Les sacrifices ne sont pas réservés au peuple

Lorsqu’on crée, seul ou avec d’autres personnes, un parti politique, c’est pour la conquête du pouvoir d’Etat (comme le montrent les travaux de Harold Lasswell et Robert Alan Dahl aux Etats-Unis, ou de Georges Burdeau, Maurice Duverger et Raymond Aron en France). Mais une fois parvenu au pouvoir, qu’est-ce qu’on ambitionne de faire ? Certains peuvent se servir de ce pouvoir pour s’enrichir (c’est ce que le sociologue allemand Max Weber appelle «vivre du pouvoir») et écraser ceux qui ne pensent pas comme eux. La politique devient alors un instrument d’enrichissement et de domination. Pour d’autres personnes, la conquête du pouvoir n’est qu’une étape, la finalité de leur combat étant d’apporter un peu de bonheur à leurs concitoyens, c’est-à-dire leur permettre de manger à leur faim, se soigner, s’instruire, penser, s’exprimer, voyager, etc. Quiconque est privé de ces droits élémentaires ne peut prétendre être libre. En ce sens, l’Indien Amartya Sen, prix Nobel d’économie 1998, a raison d’affirmer que la politique permet la construction des conditions de la liberté. Pour sa part, Thomas d’Aquin soutient que le but du gouvernement n’est pas de réaliser la société parfaite mais de conserver, dans l’unité et la paix, le corps social («De Regimine»). Car, on a tendance à l’oublier, la politique est l’art du possible.
Je suis d’avis qu’on ne demande pas aux politiciens des choses impossibles, qu’ils doivent être à l’abri du besoin afin de mieux se consacrer à leurs tâches. En regardant le train de vie qu’ils mènent et les avantages matériels de toutes sortes qui sont les leurs, alors qu’ils ne cessent de dire que les populations souffrent et que certains d’entre eux se présentent comme de gauche et issus de familles pauvres, on se demande cependant si on a encore affaire à des serviteurs de l’Etat. Le lecteur se demandera où je veux en venir. Je lui répondrai simplement ceci : Au fait que la politique n’a pas d’autre finalité que le service de tous (l’ensemble des ethnies, des partis politiques, des religions, des couches sociales, etc.).

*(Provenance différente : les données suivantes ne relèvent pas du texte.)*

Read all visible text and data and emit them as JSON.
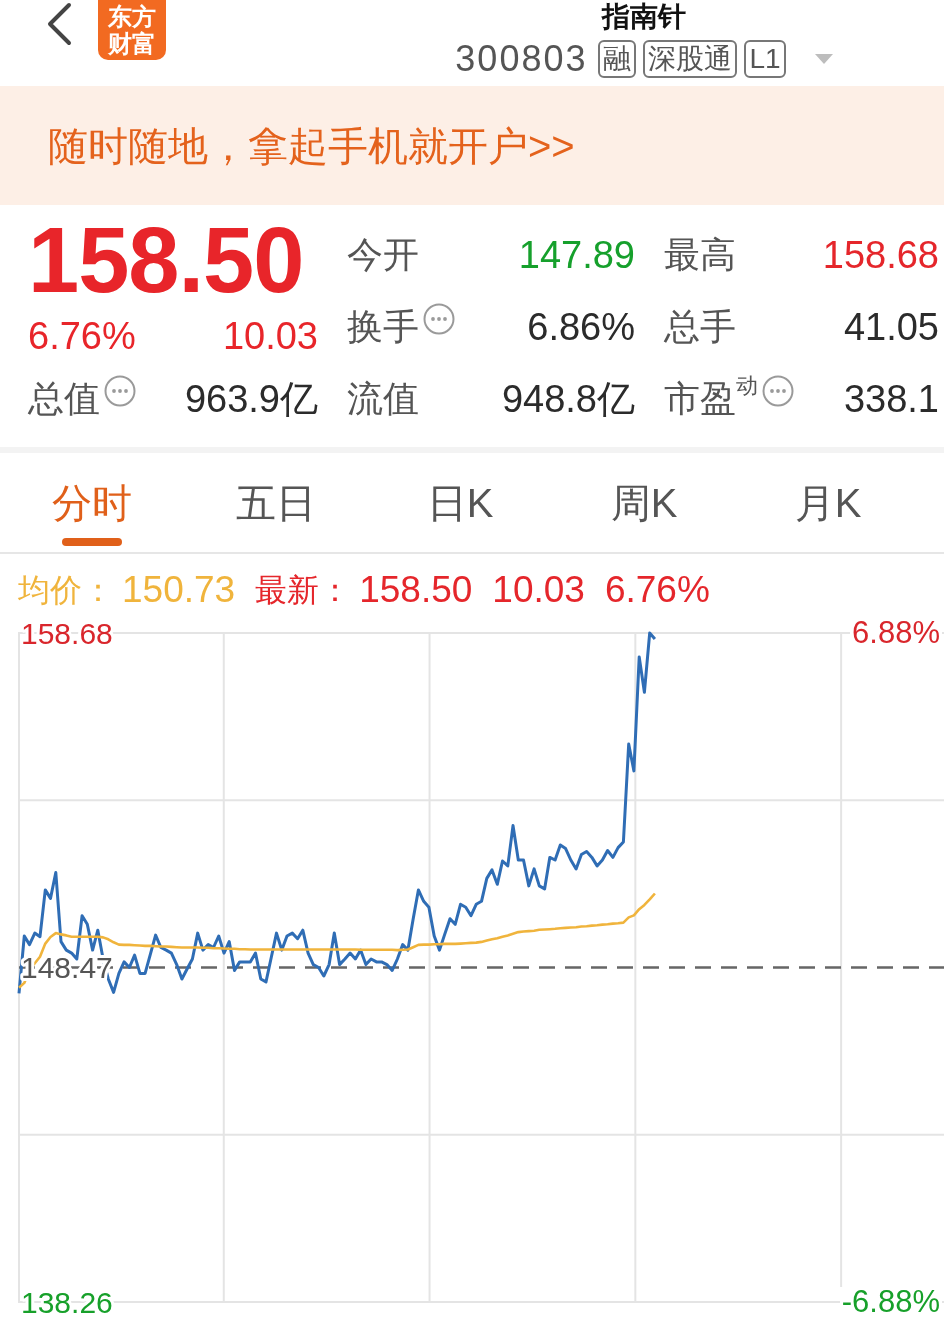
{
  "header": {
    "title": "指南针",
    "logo": "东方财富",
    "code": "300803",
    "tags": [
      "融",
      "深股通",
      "L1"
    ]
  },
  "banner": {
    "text": "随时随地，拿起手机就开户>>"
  },
  "quote": {
    "price": "158.50",
    "change_pct": "6.76%",
    "change": "10.03",
    "stats": [
      {
        "label": "今开",
        "info": false,
        "value": "147.89",
        "color": "#16a02c"
      },
      {
        "label": "最高",
        "info": false,
        "value": "158.68",
        "color": "#e5262b"
      },
      {
        "label": "换手",
        "info": true,
        "value": "6.86%",
        "color": "#2b2b2b"
      },
      {
        "label": "总手",
        "info": false,
        "value": "41.05",
        "color": "#2b2b2b"
      },
      {
        "label": "总值",
        "info": true,
        "value": "963.9亿",
        "color": "#2b2b2b"
      },
      {
        "label": "流值",
        "info": false,
        "value": "948.8亿",
        "color": "#2b2b2b"
      },
      {
        "label": "市盈$^{动}$",
        "info": true,
        "value": "338.1",
        "color": "#2b2b2b"
      }
    ]
  },
  "tabs": [
    {
      "label": "分时",
      "selected": true
    },
    {
      "label": "五日",
      "selected": false
    },
    {
      "label": "日K",
      "selected": false
    },
    {
      "label": "周K",
      "selected": false
    },
    {
      "label": "月K",
      "selected": false
    }
  ],
  "legend": [
    {
      "label": "均价：",
      "values": [
        "150.73"
      ],
      "color": "#f0b43c"
    },
    {
      "label": "最新：",
      "values": [
        "158.50",
        "10.03",
        "6.76%"
      ],
      "color": "#e5262b"
    }
  ],
  "chart": {
    "right_labels": [
      {
        "text": "6.88%",
        "color": "#d9262c"
      },
      {
        "text": "-6.88%",
        "color": "#17a02a"
      }
    ],
    "chart_data": {
      "type": "line",
      "ylim": [
        138.26,
        158.68
      ],
      "yticks": [
        138.26,
        148.47,
        158.68
      ],
      "ref_lines": [
        {
          "axis": "y",
          "value": 148.47
        }
      ],
      "categories": [
        null,
        null,
        null,
        null,
        null,
        null,
        null,
        null,
        null,
        null,
        null,
        null,
        null,
        null,
        null,
        null,
        null,
        null,
        null,
        null,
        null,
        null,
        null,
        null,
        null,
        null,
        null,
        null,
        null,
        null,
        null,
        null,
        null,
        null,
        null,
        null,
        null,
        null,
        null,
        null,
        null,
        null,
        null,
        null,
        null,
        null,
        null,
        null,
        null,
        null,
        null,
        null,
        null,
        null,
        null,
        null,
        null,
        null,
        null,
        null,
        null,
        null,
        null,
        null,
        null,
        null,
        null,
        null,
        null,
        null,
        null,
        null,
        null,
        null,
        null,
        null,
        null,
        null,
        null,
        null,
        null,
        null,
        null,
        null,
        null,
        null,
        null,
        null,
        null,
        null,
        null,
        null,
        null,
        null,
        null,
        null,
        null,
        null,
        null,
        null,
        null,
        null,
        null,
        null,
        null,
        null,
        null,
        null,
        null,
        null,
        null,
        null,
        null,
        null,
        null,
        null,
        null,
        null,
        null,
        null,
        null,
        null,
        null,
        null,
        null,
        null,
        null,
        null,
        null,
        null,
        null,
        null,
        null,
        null,
        null,
        null,
        null,
        null,
        null,
        null,
        null,
        null,
        null,
        null,
        null,
        null,
        null,
        null,
        null,
        null,
        null,
        null,
        null,
        null,
        null,
        null,
        null,
        null,
        null,
        null,
        null,
        null,
        null,
        null,
        null,
        null,
        null,
        null,
        null,
        null,
        null,
        null,
        null,
        null,
        null,
        null,
        null
      ],
      "series": [
        {
          "color": "#2f6db5",
          "values": [
            147.68,
            149.43,
            149.17,
            149.52,
            149.41,
            150.84,
            150.58,
            151.37,
            149.26,
            149.0,
            148.91,
            148.73,
            150.05,
            149.79,
            149.0,
            149.61,
            148.73,
            148.12,
            147.71,
            148.29,
            148.64,
            148.47,
            148.85,
            148.29,
            148.29,
            148.88,
            149.46,
            149.08,
            149.0,
            148.91,
            148.56,
            148.12,
            148.43,
            148.73,
            149.52,
            149.0,
            149.17,
            149.08,
            149.43,
            148.91,
            149.26,
            148.38,
            148.64,
            148.64,
            148.64,
            148.91,
            148.12,
            148.03,
            148.78,
            149.52,
            149.0,
            149.43,
            149.52,
            149.35,
            149.61,
            148.91,
            148.56,
            148.47,
            148.21,
            148.56,
            149.52,
            148.56,
            148.73,
            148.91,
            148.73,
            149.0,
            148.56,
            148.73,
            148.64,
            148.64,
            148.56,
            148.38,
            148.73,
            149.17,
            149.0,
            149.96,
            150.84,
            150.49,
            150.31,
            149.43,
            149.0,
            149.48,
            149.96,
            149.79,
            150.4,
            150.31,
            150.05,
            150.4,
            150.49,
            151.19,
            151.45,
            151.01,
            151.72,
            151.57,
            152.8,
            151.75,
            151.75,
            150.96,
            151.48,
            150.96,
            150.87,
            151.83,
            151.75,
            152.21,
            152.1,
            151.75,
            151.48,
            151.92,
            152.01,
            151.83,
            151.57,
            151.75,
            152.04,
            151.83,
            152.13,
            152.3,
            155.29,
            154.47,
            157.95,
            156.87,
            158.68,
            158.5,
            null,
            null,
            null,
            null,
            null,
            null,
            null,
            null,
            null,
            null,
            null,
            null,
            null,
            null,
            null,
            null,
            null,
            null,
            null,
            null,
            null,
            null,
            null,
            null,
            null,
            null,
            null,
            null,
            null,
            null,
            null,
            null,
            null,
            null,
            null,
            null,
            null,
            null,
            null,
            null,
            null,
            null,
            null,
            null,
            null,
            null,
            null,
            null,
            null,
            null,
            null,
            null,
            null,
            null,
            null
          ]
        },
        {
          "color": "#f0b43c",
          "values": [
            147.85,
            148.0,
            148.4,
            148.6,
            148.8,
            149.2,
            149.4,
            149.52,
            149.48,
            149.45,
            149.41,
            149.41,
            149.41,
            149.41,
            149.41,
            149.41,
            149.39,
            149.33,
            149.24,
            149.17,
            149.16,
            149.16,
            149.15,
            149.14,
            149.13,
            149.13,
            149.12,
            149.11,
            149.11,
            149.1,
            149.09,
            149.08,
            149.08,
            149.08,
            149.08,
            149.07,
            149.07,
            149.06,
            149.06,
            149.05,
            149.04,
            149.04,
            149.03,
            149.03,
            149.02,
            149.02,
            149.02,
            149.02,
            149.02,
            149.02,
            149.02,
            149.02,
            149.02,
            149.02,
            149.02,
            149.02,
            149.02,
            149.02,
            149.02,
            149.02,
            149.02,
            149.02,
            149.02,
            149.02,
            149.02,
            149.01,
            149.01,
            149.01,
            149.01,
            149.01,
            149.01,
            149.01,
            149.0,
            149.01,
            149.02,
            149.09,
            149.16,
            149.17,
            149.17,
            149.18,
            149.18,
            149.19,
            149.19,
            149.19,
            149.2,
            149.21,
            149.22,
            149.23,
            149.25,
            149.29,
            149.33,
            149.36,
            149.41,
            149.45,
            149.5,
            149.55,
            149.57,
            149.58,
            149.59,
            149.62,
            149.63,
            149.64,
            149.65,
            149.67,
            149.68,
            149.69,
            149.7,
            149.72,
            149.73,
            149.75,
            149.76,
            149.78,
            149.79,
            149.81,
            149.82,
            149.84,
            150.0,
            150.06,
            150.25,
            150.38,
            150.55,
            150.73,
            null,
            null,
            null,
            null,
            null,
            null,
            null,
            null,
            null,
            null,
            null,
            null,
            null,
            null,
            null,
            null,
            null,
            null,
            null,
            null,
            null,
            null,
            null,
            null,
            null,
            null,
            null,
            null,
            null,
            null,
            null,
            null,
            null,
            null,
            null,
            null,
            null,
            null,
            null,
            null,
            null,
            null,
            null,
            null,
            null,
            null,
            null,
            null,
            null,
            null,
            null,
            null,
            null,
            null,
            null
          ]
        }
      ]
    }
  }
}
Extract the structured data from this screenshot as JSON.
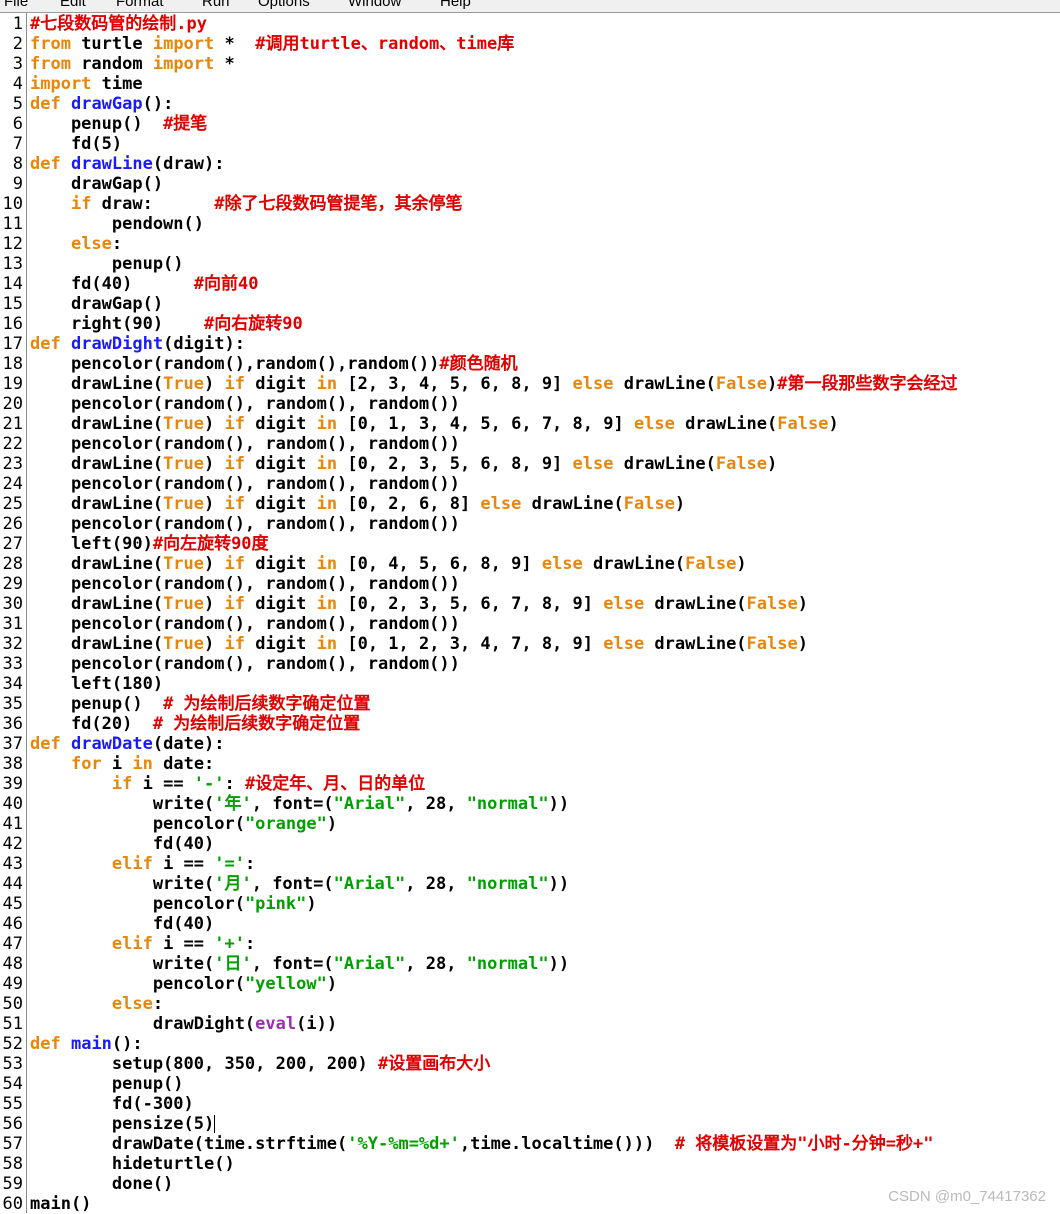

Ce que je veux dire, en d’autres mots, c’est qu’on n’entre pas en politique pour servir uniquement sa famille, son village, son ethnie, sa formation politique, sa religion mais tout le monde. C’est ce service universel qui fait la grandeur et la beauté de la politique et c’est pour cette raison que le pape Pie XI la définissait en 1927 comme «le champ de la plus vaste charité». Maires, députés, ministres, chefs d’Etat sont appelés ni à se servir du peuple pour gagner ceci ou cela ni à l’asservir sous une forme ou une autre mais à le servir. Ceux qui légitimement aspirent à faire fortune peuvent exercer un autre métier que la politique. Sur cette base, il n’est pas exagéré de dire que le peuple est l’employeur et les politiciens, les employés. Si le peuple est l’employeur, il n’est donc pas normal qu’il croupisse dans la misère pendant que ceux qu’il emploie ou qui sont à son service se la coulent douce, se nourrissent au caviar et au champagne, bref vivent dans le luxe et le gaspillage.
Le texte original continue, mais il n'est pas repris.